The opening lines from the narrator of The Shape of Water makes no pretense at the story being a fairy tale. The movie starts with talk of princesses and monsters, but then throws the audience into an early 1960s surreal world where a mute woman meets an extraordinary creature while mopping floors in a top secret research lab.

This poignantly beautiful love story features Sally Hawkins as Elisa Esposito, a plain-looking, mute woman living a lonely, desolate life with only two friends, her co-worker Zelda Fuller (a motherly Octavia Spencer) and her neighbor Giles (Richard Jenkins). Each in their own way are outcasts from society and symbols of the larger world. Zelda represents racial tension in the white man’s world, while Giles is the ostracized artist due to his homosexuality. Shape of Water

While working at the research center, Eliza and Zelda meet Richard Strickland (a menacing Michael Shannon), the security agent who initially captured the creature in the Amazon. He lectures them with high-handed Christian values while wielding a bloody cattle prod. In an early encounter with the creature in the lab he has two fingers bitten off. They are reattached offscreen and, throughout the rest of the film, we see the fingers begin to rot and turn black. This drives the villain mad with pain and septicemia, but the changing skin color also symbolizes the moral decay of his soul.

Symbology is rife throughout The Shape of Water. For example, at one point in the movie Giles and Elisa visit the Dixie Pie diner because Giles is taken with the sales clerk. This man switches on the honey-sounding southern accent for his customers, and provides friendship and empathy towards Giles. Unfortunately, his accent, like the homemade pies claim, are fake, showing the audience that many things in this movie are not what they seem. In addition, the pies taste terrible, indicating that the world beyond Elisa’s and Gile’s apartments is a terribly harsh place. This point is driven home later, when the same sales clerk drops the accent, rejects Giles, and yells at a black couple for daring to enter the store.

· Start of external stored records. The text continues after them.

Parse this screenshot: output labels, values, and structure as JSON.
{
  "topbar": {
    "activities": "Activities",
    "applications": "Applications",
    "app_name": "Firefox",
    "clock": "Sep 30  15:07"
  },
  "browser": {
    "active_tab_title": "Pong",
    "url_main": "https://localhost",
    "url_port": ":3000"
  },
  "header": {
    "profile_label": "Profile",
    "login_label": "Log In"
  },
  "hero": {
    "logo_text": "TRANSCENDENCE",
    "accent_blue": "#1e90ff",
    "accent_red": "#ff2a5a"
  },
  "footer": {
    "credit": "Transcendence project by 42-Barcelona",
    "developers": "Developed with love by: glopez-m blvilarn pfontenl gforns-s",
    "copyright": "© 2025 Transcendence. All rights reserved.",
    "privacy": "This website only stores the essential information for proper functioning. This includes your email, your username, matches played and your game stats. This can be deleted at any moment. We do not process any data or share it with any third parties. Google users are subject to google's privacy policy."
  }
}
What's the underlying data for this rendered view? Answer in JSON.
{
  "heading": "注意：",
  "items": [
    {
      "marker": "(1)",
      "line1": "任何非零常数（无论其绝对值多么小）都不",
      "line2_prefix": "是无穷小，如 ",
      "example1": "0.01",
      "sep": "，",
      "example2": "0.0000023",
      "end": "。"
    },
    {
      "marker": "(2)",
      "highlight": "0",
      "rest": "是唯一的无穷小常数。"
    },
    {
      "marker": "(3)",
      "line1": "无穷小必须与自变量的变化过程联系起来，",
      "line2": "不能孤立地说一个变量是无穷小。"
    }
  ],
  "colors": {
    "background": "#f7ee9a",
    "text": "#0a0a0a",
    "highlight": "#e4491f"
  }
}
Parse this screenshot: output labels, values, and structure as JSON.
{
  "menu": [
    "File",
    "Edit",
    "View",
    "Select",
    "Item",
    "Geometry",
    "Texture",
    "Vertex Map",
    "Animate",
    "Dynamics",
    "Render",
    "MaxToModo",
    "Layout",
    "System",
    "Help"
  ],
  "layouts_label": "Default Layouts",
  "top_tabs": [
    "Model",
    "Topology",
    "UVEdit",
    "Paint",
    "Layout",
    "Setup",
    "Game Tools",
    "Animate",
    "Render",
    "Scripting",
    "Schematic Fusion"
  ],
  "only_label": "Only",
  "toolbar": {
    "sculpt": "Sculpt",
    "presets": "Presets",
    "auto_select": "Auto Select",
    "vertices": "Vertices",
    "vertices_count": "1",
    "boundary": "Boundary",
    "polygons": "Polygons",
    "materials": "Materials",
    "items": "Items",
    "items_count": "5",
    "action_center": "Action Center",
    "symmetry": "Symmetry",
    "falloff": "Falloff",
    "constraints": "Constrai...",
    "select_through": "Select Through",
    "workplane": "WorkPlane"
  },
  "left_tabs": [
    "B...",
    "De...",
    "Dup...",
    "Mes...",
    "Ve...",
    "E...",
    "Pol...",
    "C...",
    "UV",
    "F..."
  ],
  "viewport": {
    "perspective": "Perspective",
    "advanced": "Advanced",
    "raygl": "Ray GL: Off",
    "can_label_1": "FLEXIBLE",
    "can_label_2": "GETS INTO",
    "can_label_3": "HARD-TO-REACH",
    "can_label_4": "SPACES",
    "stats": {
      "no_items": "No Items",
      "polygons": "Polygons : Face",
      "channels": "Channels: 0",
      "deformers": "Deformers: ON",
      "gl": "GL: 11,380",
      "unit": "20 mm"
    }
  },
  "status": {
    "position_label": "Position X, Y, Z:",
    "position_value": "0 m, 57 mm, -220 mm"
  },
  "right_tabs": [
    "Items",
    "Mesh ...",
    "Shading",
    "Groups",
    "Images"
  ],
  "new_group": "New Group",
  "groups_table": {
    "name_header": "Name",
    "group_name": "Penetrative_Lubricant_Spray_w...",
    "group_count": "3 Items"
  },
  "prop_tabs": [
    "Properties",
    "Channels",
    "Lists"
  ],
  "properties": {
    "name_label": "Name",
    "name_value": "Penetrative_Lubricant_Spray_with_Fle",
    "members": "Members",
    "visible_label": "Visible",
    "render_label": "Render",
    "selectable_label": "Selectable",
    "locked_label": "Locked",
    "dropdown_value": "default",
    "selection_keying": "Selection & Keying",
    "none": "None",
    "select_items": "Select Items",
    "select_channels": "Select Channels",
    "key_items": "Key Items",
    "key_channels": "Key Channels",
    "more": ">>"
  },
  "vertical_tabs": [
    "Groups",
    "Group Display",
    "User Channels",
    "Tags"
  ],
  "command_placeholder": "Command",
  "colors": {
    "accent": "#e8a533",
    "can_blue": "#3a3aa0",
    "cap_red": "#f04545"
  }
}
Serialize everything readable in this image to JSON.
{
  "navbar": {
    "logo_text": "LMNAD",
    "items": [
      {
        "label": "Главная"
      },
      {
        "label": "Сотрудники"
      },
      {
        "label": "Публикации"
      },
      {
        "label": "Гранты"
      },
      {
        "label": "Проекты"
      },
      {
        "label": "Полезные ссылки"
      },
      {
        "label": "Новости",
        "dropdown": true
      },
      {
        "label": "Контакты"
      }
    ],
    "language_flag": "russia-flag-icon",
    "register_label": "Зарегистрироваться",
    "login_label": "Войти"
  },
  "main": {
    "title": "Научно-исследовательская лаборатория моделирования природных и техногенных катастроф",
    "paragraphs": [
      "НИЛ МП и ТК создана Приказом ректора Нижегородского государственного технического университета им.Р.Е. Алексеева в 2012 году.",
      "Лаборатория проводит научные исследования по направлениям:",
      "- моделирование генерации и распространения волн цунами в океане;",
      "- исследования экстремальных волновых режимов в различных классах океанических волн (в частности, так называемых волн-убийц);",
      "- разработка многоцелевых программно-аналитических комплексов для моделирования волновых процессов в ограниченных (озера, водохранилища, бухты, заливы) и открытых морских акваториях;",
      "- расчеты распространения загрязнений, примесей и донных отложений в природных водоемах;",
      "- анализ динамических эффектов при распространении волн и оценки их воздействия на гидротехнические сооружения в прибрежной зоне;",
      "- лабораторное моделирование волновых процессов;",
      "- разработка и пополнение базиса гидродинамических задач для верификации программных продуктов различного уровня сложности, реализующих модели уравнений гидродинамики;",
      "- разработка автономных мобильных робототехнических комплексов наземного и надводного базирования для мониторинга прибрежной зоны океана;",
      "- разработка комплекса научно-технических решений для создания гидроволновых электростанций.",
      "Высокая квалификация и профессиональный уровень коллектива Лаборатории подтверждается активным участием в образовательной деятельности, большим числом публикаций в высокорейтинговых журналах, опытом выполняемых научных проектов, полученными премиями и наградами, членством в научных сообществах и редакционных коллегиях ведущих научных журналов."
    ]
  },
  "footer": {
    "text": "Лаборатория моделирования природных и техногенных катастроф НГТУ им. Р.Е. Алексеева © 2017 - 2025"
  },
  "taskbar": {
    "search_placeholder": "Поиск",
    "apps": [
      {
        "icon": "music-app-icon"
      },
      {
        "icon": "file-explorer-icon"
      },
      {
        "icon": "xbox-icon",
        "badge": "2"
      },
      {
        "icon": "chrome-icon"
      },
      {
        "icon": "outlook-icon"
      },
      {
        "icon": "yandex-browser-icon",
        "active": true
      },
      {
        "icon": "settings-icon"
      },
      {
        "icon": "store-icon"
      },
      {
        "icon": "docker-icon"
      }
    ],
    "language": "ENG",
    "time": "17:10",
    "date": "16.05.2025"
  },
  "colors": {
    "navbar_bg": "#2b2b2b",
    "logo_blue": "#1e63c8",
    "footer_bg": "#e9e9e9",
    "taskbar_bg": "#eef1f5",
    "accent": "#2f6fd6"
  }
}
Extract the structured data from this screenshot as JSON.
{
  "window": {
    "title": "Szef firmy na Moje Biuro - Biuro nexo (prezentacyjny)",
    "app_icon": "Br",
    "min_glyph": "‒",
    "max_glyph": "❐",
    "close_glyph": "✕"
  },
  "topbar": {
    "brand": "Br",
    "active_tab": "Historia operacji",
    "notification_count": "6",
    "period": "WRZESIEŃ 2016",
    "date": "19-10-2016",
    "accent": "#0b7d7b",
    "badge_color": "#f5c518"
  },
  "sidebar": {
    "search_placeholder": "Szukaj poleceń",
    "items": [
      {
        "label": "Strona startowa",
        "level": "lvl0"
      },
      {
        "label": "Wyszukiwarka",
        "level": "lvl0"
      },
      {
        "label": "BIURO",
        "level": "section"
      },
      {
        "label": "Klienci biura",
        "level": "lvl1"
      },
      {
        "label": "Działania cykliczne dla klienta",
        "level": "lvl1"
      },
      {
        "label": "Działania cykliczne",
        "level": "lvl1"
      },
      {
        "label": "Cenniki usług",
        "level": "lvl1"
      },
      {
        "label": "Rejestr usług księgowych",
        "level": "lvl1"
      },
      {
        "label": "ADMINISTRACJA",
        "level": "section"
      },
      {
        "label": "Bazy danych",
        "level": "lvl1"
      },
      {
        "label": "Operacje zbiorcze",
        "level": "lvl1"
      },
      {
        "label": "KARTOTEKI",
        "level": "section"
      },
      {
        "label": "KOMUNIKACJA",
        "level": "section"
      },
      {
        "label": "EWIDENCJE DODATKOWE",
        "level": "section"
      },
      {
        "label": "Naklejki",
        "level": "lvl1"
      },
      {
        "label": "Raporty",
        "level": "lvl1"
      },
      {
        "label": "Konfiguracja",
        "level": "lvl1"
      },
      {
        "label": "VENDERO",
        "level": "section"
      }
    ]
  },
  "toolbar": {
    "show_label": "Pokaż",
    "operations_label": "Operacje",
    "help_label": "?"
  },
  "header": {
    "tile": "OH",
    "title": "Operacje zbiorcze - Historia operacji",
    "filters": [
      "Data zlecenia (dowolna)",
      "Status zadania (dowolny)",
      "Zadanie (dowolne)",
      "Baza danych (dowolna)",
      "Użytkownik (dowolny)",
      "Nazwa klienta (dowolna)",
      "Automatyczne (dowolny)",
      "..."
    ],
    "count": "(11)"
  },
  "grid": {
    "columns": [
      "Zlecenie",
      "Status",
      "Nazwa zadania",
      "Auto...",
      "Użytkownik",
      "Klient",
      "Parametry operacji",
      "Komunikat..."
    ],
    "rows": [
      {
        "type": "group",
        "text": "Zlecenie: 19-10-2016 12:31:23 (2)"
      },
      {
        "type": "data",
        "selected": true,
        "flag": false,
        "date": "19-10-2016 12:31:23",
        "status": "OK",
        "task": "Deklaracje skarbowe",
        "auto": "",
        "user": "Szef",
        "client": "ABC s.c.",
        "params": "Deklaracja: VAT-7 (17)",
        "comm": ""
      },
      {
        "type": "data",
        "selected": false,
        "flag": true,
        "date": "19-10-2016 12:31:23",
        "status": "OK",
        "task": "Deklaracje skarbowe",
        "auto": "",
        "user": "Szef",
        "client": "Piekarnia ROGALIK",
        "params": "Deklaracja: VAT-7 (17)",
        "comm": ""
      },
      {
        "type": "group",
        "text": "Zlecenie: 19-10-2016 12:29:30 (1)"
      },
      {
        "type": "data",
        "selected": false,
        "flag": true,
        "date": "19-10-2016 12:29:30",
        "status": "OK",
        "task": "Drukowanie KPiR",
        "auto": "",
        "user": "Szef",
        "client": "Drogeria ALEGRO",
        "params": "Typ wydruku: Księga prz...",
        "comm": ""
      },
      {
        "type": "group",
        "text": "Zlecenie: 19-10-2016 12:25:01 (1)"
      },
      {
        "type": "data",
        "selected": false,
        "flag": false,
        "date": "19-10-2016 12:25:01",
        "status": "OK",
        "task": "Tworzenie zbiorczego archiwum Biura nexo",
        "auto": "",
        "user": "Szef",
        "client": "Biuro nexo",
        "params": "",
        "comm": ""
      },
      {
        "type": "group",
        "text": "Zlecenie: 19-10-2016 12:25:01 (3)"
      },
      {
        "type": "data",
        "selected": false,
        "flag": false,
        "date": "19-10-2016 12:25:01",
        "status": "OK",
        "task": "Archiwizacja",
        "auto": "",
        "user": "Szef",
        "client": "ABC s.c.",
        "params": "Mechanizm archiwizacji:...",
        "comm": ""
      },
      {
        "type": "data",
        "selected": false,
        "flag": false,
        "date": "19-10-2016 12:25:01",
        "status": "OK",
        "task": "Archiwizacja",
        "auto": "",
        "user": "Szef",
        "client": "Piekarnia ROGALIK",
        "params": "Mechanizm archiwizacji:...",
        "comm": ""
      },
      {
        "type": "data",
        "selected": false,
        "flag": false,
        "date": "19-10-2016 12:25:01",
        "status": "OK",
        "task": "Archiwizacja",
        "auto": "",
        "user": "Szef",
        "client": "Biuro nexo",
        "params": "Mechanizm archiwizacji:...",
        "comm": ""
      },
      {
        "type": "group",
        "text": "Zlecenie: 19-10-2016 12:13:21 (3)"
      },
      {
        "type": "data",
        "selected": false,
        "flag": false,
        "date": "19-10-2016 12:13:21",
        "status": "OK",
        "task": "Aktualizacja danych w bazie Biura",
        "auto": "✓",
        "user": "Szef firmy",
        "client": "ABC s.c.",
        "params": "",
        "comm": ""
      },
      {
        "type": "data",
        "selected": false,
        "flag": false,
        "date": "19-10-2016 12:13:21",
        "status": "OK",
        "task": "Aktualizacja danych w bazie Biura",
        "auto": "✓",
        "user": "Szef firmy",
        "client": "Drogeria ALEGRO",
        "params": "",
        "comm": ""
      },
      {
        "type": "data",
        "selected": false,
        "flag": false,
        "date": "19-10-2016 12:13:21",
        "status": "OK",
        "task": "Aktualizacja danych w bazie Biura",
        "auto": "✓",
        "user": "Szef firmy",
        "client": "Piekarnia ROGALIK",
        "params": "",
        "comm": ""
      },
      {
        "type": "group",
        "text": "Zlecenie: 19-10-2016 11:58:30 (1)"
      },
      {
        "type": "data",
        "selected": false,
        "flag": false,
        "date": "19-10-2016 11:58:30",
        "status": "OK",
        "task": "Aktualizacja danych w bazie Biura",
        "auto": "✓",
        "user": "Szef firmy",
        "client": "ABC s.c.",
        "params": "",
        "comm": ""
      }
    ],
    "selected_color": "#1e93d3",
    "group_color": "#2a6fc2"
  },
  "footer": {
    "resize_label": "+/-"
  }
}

Even the sex scenes have deeper meaning. The hints at Elisa’s masturbation gives some depth to her loneliness, just as the love of all the old musicals implies a strong romantic nature. In contrast, Strickland’s dislike of his family and his sterile, nearly rape-like coupling with his wife further defines his cold nature. It also serves as a counterpoint to Elisa and the creature’s implied tender lovemaking.

The water creature is beautiful in its own way and features the same bioluminescence that shows up in deep water fish. However, the actor’s ability to display emotions was limited by the costume and makeup. He clearly displays anger, pain, and curiosity but any other mild emotions are missing. The ending scene of his escape, again a bit fairy tale like, is a little hokey and predictable but still works because audiences want a happy resolution.

 The Shape of Water has already garnered two Golden Globes and is up for 13 well deserved Oscars. Although this movie doesn’t need the big screen to delight, it certainly is well worth the price of admission and a popcorn treat. I highly recommend checking out The Shape of Water for something different this Valentine weekend, particularly if you’re sick of the usual offerings romance movies.